ESCAPE ARTIST
“Everything you own must be able to fit inside one suitcase; then your mind might be free.” — Charles Bukowski
A very good Chinese friend of mine once said, “You are like a bird without feet.”
By analogy she meant my restlessness and inability to settle for long reminded her of a bird that cannot land and therefore has to keep moving on.
Fundamentally, she is right.
Photographers by nature are fidgety creatures, but she knows my default setting has always been: move on.
Since leaving my birthplace, Bradford, in 1975 at the age of twelve for South Africa, I have spent much of my life constructing notions of belonging everywhere and nowhere at the same time.

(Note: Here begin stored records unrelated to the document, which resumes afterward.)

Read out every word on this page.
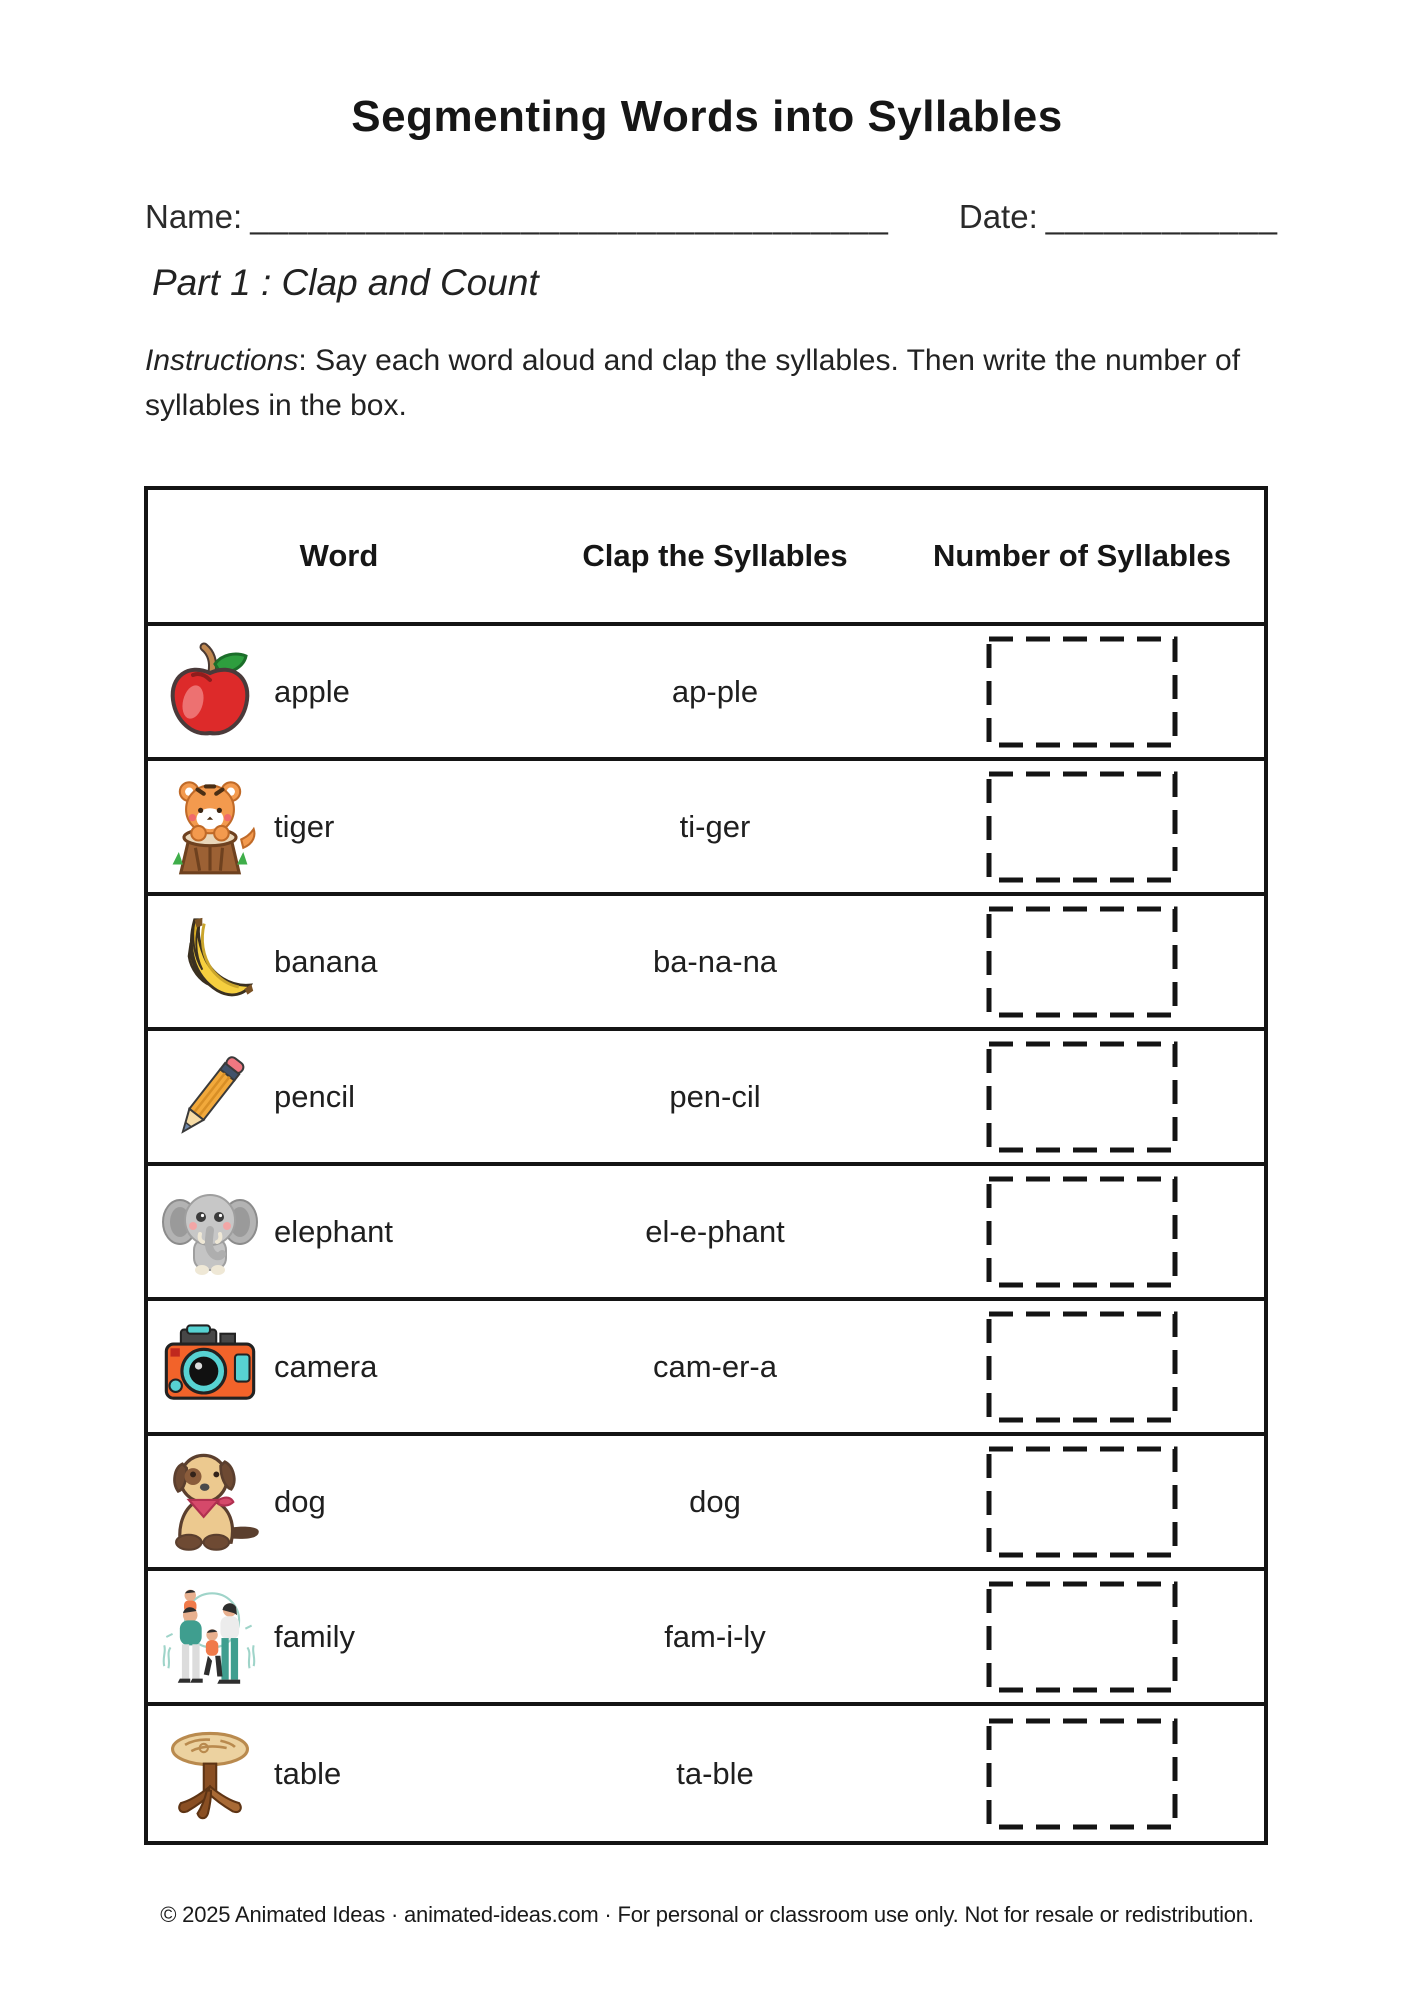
Segmenting Words into Syllables
Name: _________________________________ Date: ____________
Part 1 : Clap and Count
Instructions: Say each word aloud and clap the syllables. Then write the number of syllables in the box.
Word	Clap the Syllables	Number of Syllables
apple	ap-ple
tiger	ti-ger
banana	ba-na-na
pencil	pen-cil
elephant	el-e-phant
camera	cam-er-a
dog	dog
family	fam-i-ly
table	ta-ble
© 2025 Animated Ideas · animated-ideas.com · For personal or classroom use only. Not for resale or redistribution.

My career as a photographer has likewise been shaped by movement, multiple interests and shifting agendas, played out across very different arenas. I have purposely chosen a varied professional life, straddling the worlds of photojournalism and conceptual photography, while figuratively carrying my office and studio with me through London, New York City, Cape Town, Phuket, Hong Kong, Paris, Johannesburg, Ho Chi Minh City and Penang — cities I have, at various times, called home.
I have been consistently inconsistent in almost every aspect of my personal and professional life, at least by conventional standards. Perhaps that sense of dislocation — of being slightly out of sync — has found its way into the photographs themselves.
I hope so.
The work presented here constitutes, I feel, my strongest work to date. The various categories reflect long-standing interests explored across different photographic genres, while the commissioned projects remain tied to the needs, aesthetics and demands of their respective periods and briefs.
Ultimately, I have tried to curate these collections in a way that remains personal, while still accessible to a broad audience.
Or perhaps more truthfully: I have simply spent a lifetime moving through the world with cameras, trying to understand why certain places, people and atmospheres stay lodged in the mind long after everything else disappears.